"I remain contrarian and cynical. Aren’t all major law firms with mature document management systems (DMSs) “wikified” to the max already? If everyone in the firm has online access to the “Smith file” or the “Jones file” and can edit documents, view calendars or other lists of information, access research memos, and post comments, isn’t this “wiki” personified?"
However, its the comments that make this post interesting and while each response (including legal KM blogger Doug Cornelius, who I read from time-to-time) attempts to explain the differences and value, none of them quite nail it for me. For example, Doug suggests in his comments that a benefit of the wiki approach is RSS and that this "dramatically changes the interaction with content and the people that care about the content." However, I would argue that you can also RSS'ify a document management system if you want.
"Please don’t forget, however, that the majority of lawyers are not in big law firms. Not all have DMSs or intranets or portals. A wiki platform for some, therefore, might be useful for projects where they don’t want to implement a full document management, content management, or intranet system.

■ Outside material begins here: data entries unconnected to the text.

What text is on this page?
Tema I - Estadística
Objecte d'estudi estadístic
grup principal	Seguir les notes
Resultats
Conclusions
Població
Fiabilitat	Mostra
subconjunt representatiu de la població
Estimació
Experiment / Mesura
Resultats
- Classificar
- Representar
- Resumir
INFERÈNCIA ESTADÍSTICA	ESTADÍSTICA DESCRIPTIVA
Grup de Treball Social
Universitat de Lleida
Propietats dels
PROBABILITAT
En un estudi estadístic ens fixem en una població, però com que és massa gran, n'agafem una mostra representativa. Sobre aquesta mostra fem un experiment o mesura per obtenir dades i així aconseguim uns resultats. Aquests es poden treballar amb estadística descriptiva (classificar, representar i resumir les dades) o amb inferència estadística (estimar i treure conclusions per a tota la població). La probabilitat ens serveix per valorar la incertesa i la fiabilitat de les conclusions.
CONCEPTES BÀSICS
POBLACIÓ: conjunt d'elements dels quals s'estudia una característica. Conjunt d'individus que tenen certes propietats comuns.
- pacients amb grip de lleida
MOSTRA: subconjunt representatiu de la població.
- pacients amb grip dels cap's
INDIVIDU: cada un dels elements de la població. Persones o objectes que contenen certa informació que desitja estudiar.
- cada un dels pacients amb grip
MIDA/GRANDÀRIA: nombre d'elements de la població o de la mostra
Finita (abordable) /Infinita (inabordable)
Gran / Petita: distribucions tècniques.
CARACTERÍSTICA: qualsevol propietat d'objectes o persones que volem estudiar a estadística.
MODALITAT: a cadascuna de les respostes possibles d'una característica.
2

Moreover, it could even serve as a lightweight solution for easily building a small intranet."
So, in this case a wiki is an option as a light weight content management or collaboration system? No wonder we are having problems explaining wikis, as its the old grey area problem. In a recent post I highlighted Chuck Hollis' concept of document versus social collaboration - I think this might be, in part, the explanation that Tjaden might be looking for to help him understand the form versus function differences.